By Andrea Kavanagh (*) – The world is experiencing an unprecedented moment in history, and what feels like a strange stoppage of time. But time, of course, hasn’t stopped, and for many species, the ticking clock brings ominous signs.
Earlier this year, the alarm bells rang loudly in Antarctica when scientists recorded the region’s first documented heat wave—in East Antarctica—and, in a separate event, when temperatures on the Antarctic Peninsula rose to nearly 70 degrees Fahrenheit. Experts expect even higher temperatures there in coming years, which is bad news for the region and the overall health of the planet. The Southern Ocean not only teems with life, but also regulates global climate and drives ocean circulation that carries oxygen-rich waters and nutrients that support marine life and fisheries in much of the world’s ocean.
So warming in the Southern Ocean will have repercussions both within and far from these icy waters, a forecast that threatens one of the region’s best known inhabitants—penguins. Although most people associate penguins with frigid climates, their range extends from Antarctica to the equator. But today—on World Penguin Day—I’m focusing on their Southern Ocean home.
To help ensure a thriving future for penguins, as well as leopard seals, orcas, krill, and the region’s other species, marine scientists recommend the creation of more marine reserves—something that the Commission for the Conservation of Antarctic Marine Living Resources (CCAMLR) can accomplish when it meets this October.
Research shows that marine protected areas (MPAs)—where no fishing or other industrial activity is allowed—convey numerous benefits. These include conserving biodiversity and eliminating stresses such as fishing, which in turn help ecosystems and species build resilience to climate change. Adding and expanding protected areas in the Southern Ocean would ensure the relatively undisturbed waters remain a natural laboratory for studying how intact marine ecosystems react to a warming and acidifying ocean. By acting now, CCAMLR would also be heeding last September’s call from the Intergovernmental Panel on Climate Change for global leaders to increase MPA designations, both in size and number.
During CCAMLR’s annual two-week meetings, the commission’s 26 member governments always negotiate fisheries catch limits for specific species, such as krill and toothfish (sold commercially as Chilean sea bass), but the body’s true mandate is to conserve this unique and vulnerable part of the world.

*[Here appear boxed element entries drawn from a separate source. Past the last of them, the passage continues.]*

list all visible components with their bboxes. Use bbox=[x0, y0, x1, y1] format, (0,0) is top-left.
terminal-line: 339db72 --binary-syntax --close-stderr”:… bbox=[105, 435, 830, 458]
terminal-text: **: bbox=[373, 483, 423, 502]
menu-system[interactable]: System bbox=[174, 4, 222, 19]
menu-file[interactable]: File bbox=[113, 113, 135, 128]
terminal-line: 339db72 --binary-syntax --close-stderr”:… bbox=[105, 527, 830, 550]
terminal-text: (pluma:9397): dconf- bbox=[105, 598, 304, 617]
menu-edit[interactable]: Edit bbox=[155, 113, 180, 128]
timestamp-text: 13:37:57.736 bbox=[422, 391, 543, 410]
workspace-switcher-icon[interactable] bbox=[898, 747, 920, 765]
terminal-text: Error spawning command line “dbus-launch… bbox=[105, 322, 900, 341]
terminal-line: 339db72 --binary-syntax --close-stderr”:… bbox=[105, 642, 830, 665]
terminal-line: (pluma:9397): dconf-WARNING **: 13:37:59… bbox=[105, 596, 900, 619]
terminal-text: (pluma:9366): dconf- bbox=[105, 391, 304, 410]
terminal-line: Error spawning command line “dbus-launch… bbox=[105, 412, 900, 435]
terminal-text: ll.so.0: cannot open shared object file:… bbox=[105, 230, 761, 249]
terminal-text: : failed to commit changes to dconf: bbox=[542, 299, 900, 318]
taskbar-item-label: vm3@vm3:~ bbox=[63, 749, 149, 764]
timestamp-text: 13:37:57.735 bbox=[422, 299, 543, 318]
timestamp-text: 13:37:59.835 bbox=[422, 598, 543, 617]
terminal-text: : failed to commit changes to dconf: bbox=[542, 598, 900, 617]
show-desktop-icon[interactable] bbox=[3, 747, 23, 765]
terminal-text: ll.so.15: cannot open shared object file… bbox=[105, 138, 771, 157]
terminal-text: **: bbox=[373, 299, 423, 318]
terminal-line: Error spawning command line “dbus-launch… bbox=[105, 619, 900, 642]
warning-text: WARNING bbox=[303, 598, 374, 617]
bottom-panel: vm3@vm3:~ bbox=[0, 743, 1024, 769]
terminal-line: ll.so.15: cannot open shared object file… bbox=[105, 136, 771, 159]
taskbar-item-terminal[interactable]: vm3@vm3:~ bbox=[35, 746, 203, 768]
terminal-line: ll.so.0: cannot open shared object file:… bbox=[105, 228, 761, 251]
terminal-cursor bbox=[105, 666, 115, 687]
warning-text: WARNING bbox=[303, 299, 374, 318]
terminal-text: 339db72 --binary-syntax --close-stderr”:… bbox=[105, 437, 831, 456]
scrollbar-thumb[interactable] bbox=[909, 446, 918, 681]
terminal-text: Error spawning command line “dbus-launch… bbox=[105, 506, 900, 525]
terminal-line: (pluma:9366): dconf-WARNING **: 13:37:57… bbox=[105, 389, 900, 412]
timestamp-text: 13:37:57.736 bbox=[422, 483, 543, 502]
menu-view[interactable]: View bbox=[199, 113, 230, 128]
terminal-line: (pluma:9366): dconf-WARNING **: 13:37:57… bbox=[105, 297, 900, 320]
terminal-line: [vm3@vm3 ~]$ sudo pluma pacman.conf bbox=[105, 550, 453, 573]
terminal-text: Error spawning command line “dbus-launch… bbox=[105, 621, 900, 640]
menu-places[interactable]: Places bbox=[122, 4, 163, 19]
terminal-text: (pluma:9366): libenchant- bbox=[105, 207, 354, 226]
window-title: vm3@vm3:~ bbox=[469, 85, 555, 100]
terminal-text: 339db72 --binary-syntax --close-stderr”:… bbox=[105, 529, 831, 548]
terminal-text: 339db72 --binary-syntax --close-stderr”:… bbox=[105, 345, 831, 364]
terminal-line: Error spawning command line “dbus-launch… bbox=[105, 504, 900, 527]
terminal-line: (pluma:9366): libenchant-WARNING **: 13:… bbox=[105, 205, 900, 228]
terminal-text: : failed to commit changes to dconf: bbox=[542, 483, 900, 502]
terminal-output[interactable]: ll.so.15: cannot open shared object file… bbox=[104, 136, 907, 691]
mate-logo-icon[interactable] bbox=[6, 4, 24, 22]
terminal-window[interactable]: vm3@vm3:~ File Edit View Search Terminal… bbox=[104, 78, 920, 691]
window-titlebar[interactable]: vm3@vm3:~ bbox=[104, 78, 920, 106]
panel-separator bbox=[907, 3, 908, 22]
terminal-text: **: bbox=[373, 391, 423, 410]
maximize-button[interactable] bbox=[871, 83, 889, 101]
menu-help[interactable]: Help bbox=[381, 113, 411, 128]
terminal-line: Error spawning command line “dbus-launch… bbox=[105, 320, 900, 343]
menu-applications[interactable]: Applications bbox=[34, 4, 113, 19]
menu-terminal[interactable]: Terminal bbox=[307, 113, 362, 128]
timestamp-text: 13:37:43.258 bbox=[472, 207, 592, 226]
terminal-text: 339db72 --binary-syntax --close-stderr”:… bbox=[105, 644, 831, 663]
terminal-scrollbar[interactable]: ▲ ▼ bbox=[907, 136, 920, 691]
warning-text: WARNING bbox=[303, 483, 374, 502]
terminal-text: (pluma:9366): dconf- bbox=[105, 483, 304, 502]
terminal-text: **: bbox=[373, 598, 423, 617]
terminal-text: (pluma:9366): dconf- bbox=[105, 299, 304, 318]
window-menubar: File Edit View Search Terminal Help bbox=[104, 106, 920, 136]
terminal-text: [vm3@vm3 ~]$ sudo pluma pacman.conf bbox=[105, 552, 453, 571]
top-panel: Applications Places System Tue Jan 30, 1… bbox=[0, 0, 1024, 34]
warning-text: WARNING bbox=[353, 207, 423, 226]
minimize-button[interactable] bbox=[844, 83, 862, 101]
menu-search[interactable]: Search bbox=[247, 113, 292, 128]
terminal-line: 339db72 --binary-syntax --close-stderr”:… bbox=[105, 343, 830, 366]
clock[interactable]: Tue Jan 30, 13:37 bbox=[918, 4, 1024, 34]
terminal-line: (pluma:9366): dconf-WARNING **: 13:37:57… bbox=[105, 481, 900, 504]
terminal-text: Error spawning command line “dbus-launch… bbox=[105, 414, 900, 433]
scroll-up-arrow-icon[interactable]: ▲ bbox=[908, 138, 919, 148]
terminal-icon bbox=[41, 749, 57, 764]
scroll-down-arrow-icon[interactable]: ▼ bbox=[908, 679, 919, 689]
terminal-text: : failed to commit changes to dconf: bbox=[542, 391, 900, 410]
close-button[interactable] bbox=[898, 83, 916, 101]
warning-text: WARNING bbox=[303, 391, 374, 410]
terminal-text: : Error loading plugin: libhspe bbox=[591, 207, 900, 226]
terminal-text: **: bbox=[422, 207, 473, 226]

Although it is too early to tell if this year’s meeting will take place, Pew and its partners are urging leaders around the world not to let 2020 slip by without bold new action to protect this incredible penguin-filled place.
Over the 200 years since Russian explorers discovered this icy continent, the region has served as a beacon of international cooperation, with countries joining the Antarctic Treaty and CCAMLR to preserve Antarctica and the Southern Ocean as a place for peace and science. And CCAMLR has taken some laudable steps, first by committing to create a network of MPAs throughout the Southern Ocean and, in 2013, designating the largest protected area in the world in the Ross Sea.
Now, the commission is weighing three protected MPAs—in East Antarctica, the Weddell Sea, and the Antarctic Peninsula—which together would cover nearly 4 million square kilometers of the Southern Ocean. Approving these would accomplish the largest global action of protection ever, both a fitting way to mark the 200 years since Antarctica’s discovery and a strong indication that CCAMLR members have the political will to protect these remarkable and irreplaceable ecosystems and the species that call them home.
(*) Andrea Kavanagh directs The Pew Charitable Trusts’ campaign to protect Antarctica’s Southern Ocean.